Aragones was originally a clinician after receiving his medical degree from the Universidad San Martin de Porres in Lima. But though he did clinical work for the early years in his career, he found that working with potential impacts beyond one-on-one encounters are what really spurred his interest in public health.

“I prefer to search for population-level solutions,” he said. “I like to work with people, and to help them. But pure research, and not strictly clinical work, is the best way for me to do so.”

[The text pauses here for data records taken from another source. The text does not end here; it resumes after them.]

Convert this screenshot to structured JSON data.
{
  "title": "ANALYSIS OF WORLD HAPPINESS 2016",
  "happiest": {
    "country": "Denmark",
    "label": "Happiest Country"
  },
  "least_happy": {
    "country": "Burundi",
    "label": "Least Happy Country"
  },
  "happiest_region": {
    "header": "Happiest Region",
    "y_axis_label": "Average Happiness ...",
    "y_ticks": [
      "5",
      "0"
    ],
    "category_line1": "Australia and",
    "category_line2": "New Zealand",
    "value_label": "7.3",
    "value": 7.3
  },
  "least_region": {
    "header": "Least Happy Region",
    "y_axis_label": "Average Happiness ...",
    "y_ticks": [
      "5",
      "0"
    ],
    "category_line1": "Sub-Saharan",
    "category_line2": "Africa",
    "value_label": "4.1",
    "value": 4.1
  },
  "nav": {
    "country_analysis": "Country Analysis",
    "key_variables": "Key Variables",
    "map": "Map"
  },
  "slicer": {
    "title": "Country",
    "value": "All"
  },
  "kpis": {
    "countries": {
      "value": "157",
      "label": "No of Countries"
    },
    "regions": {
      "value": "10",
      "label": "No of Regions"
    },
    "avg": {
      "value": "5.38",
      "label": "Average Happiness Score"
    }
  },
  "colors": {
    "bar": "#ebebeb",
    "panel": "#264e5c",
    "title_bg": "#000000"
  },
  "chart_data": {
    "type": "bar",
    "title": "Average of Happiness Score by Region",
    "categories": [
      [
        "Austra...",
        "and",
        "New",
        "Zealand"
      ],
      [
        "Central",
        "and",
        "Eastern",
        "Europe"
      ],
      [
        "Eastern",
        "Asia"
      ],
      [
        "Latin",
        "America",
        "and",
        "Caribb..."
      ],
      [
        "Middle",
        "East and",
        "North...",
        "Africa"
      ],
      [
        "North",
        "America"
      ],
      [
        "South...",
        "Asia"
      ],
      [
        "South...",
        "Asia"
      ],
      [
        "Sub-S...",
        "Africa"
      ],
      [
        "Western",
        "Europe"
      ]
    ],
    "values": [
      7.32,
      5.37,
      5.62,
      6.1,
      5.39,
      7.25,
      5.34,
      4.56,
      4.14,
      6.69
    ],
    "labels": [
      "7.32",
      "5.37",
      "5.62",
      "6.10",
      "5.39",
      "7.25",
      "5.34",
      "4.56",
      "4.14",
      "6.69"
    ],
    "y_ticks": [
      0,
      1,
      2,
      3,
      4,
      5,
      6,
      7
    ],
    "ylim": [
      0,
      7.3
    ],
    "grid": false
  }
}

Since Peru’s public health infrastructure is not as established as it is in other nations, he relocated to the United States, and particularly New York University. He earned his MS degree in clinical investigation in 2007, and shortly thereafter was working with Latino and other populations in and around New York City. One particularly noteworthy thrust of his work was establishing the complexity and diversity within the category of “Latino” itself. Other aspects of the work included understanding immigrant cultures and finding unexpected social dynamics, like discovering some newly arrived populations in the United States are actually more open to vaccination, perhaps due to experiences abroad where preventable diseases may be more prevalent.

Aragones came to the CDI in 2023, joining a former Memorial Sloan Kettering colleague at the CPPCI. The CPPCI is led by Lisa Carter-Bawa, Ph.D., MPH, APRN, ANP-C, FAAN, whose work in population health and prevention and control is complementary to Aragones’s own.

His ultimate goal: “to become a trusted source of information to the public” in matters of health, while reducing health disparities among the underserved, especially Latinos.

Shore to Shore

Aragones was raised as the youngest of four in Peru’s capital, Lima. His upbringing in the 1980s and 1990s was influenced greatly by that nation’s civil war. While a young teenager, there was a period of rampant random terror attacks on public places. It became a routine aspect of everyday life. Although the strife eventually settled again, it gave Aragones some perspective on isolation and sheltering in place - particularly in the recent COVID-19 era.

Once Peru went back to a sense of normalcy, he was able to take up a lifelong love: sailing the ocean. He has made four cross-Atlantic Ocean trips sailing races in groups. He now has a sailboat himself. Part of his future plans are fostering the love of sailing with his young family: a four-year-old daughter and his wife. Cross-oceanic races are probably confined to the past, but he envisions perhaps a trip to Bermuda some time in the future.

“I love the ocean, I always have,” he said. “But now it’s about cruising with my wife and my daughter more than anything else.”